Tepatitlan’s compact stadium holds just 12,000 spectators and was filled to (Covid) capacity Wednesday – the state governor also attended – for the first game of the two-game Expansión Mx final with Morelia, a team with a far more distinguished trajectory in Mexican soccer lore.
Nonetheless, Tepatitlan’s gritty players managed to grind out a 1-0 victory, an advantage fans hope will be sufficient to carry the team through Saturday’s tough game in the Michoacan capital.

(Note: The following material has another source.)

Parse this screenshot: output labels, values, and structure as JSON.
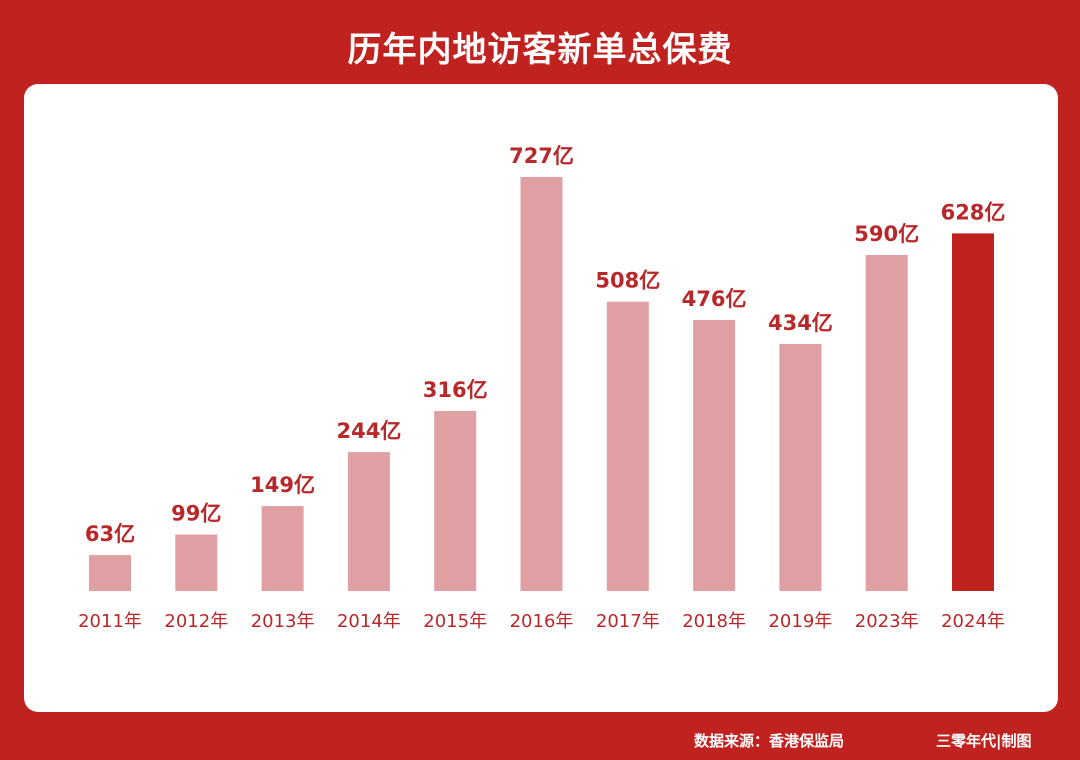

Unfortunately, unlike in the past, winning the second tier league does not mean Tepatitlan will ascend to the Liga Mx, the country’s top division, where fame and riches abound.
The Expansión Mx was founded last year as part of the Mexican Football Federation’s “Stabilization Project,” which has the primary objective of rescuing financially troubled teams and preventing the disappearance of a second-tier professional league in Mexico. Soccer authorities decided that there would be no promotion and relegation during the following six seasons of the league to allow teams to consolidate stable projects with strong administration, finances and infrastructure.